An illegal immigrant trafficked to Bradford by “mafia” to set up a £60,000 cannabis factory has been jailed for eight months.

Dat Van Tran travelled from Vietnam to West Yorkshire hidden in the back of lorries because he believed Bradford was “a land of gold,” his lawyer said.

Tran, 27, was on the run for more than four years and had begun a new life in Derbyshire with a wife and child when he was arrested in June this year, Bradford Crown Court heard yesterday.

He was convicted of being concerned in the production of cannabis in February 2008.

Prosecutor John Bull said he was linked by fingerprint evidence on a fusebox and DNA on a cigarette stub to a cannabis factory at a house in Horton Grange Road.

Police raided the four-bedroom terraced property after reports of a burglary and seized 429 cannabis plants from five rooms.

Tran told the jury he paid to be smuggled into the UK by handing over his late parents’ home in a poor area of Vietnam.

He flew to Russia and travelled overland to this country with other Vietnamese people, hidden in boxes in the back of trucks. He was picked up, taken to the house in Bradford and ordered to set up the cannabis factory.

Tran, speaking through an interpreter, said he did not know what the plants were.

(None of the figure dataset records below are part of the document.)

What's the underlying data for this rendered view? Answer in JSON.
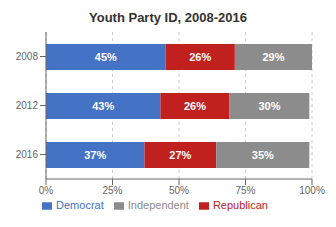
{
  "chart_data": {
    "type": "bar",
    "title": "Youth Party ID, 2008-2016",
    "orientation": "horizontal",
    "stacked": true,
    "categories": [
      "2008",
      "2012",
      "2016"
    ],
    "series": [
      {
        "name": "Democrat",
        "color": "#4472C4",
        "values": [
          45,
          43,
          37
        ],
        "value_labels": [
          "45%",
          "43%",
          "37%"
        ]
      },
      {
        "name": "Republican",
        "color": "#C0201E",
        "values": [
          26,
          26,
          27
        ],
        "value_labels": [
          "26%",
          "26%",
          "27%"
        ]
      },
      {
        "name": "Independent",
        "color": "#8C8C8C",
        "values": [
          29,
          30,
          35
        ],
        "value_labels": [
          "29%",
          "30%",
          "35%"
        ]
      }
    ],
    "xlim": [
      0,
      100
    ],
    "xticks": [
      {
        "value": 0,
        "label": "0%"
      },
      {
        "value": 25,
        "label": "25%"
      },
      {
        "value": 50,
        "label": "50%"
      },
      {
        "value": 75,
        "label": "75%"
      },
      {
        "value": 100,
        "label": "100%"
      }
    ],
    "grid": true,
    "legend": "bottom",
    "data_labels": true
  }
}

When he asked his bosses, he was told: “You don’t need to know these things.”

He thought they were “medicinal plants” and when he found out the truth, he escaped from the house out of a window.

Judge Jonathan Durham Hall QC said Tran was trafficked to Bradford by “mafia”.

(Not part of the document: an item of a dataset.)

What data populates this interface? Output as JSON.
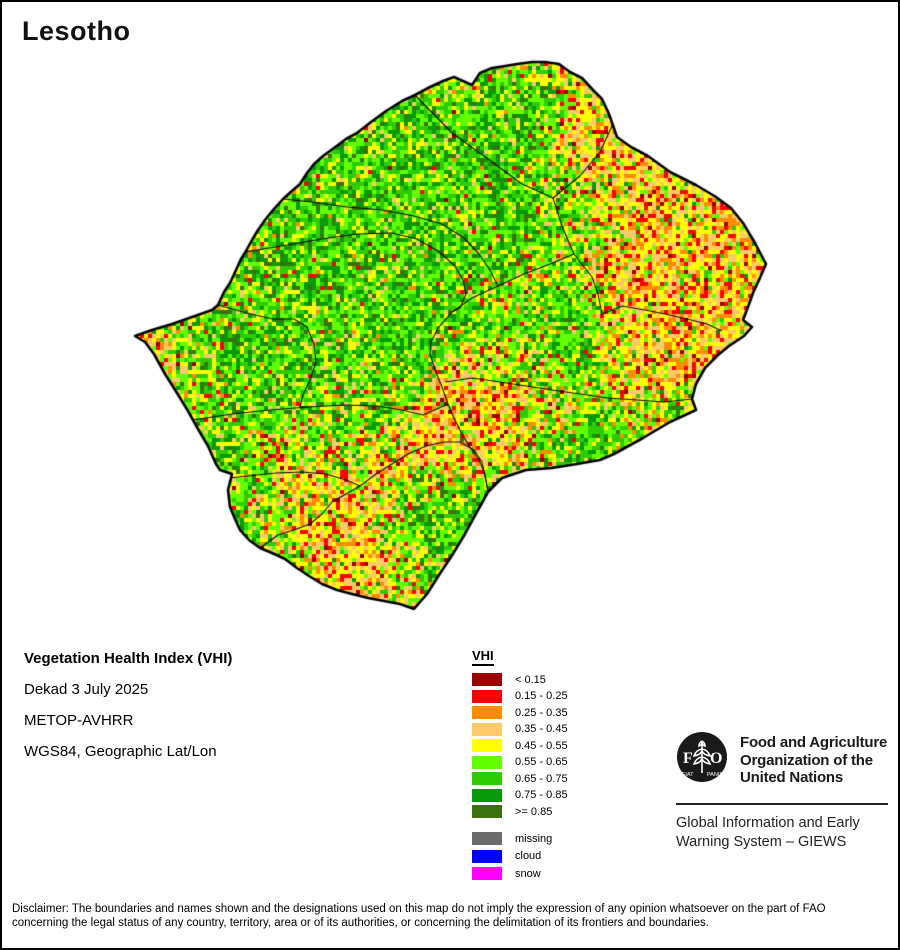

“You were fooled into coming to this country thinking it was wonderful,”the judge said. “You worked with a will to set up a very substantial cannabis factory. You were playing a not insignificant role in the installation and running of this operation.”

Judge Durham Hall added: “There are thousands of cannabis farms and factories. They are being detected at the rate of dozens every week. The police are very active in discovering them in this area.”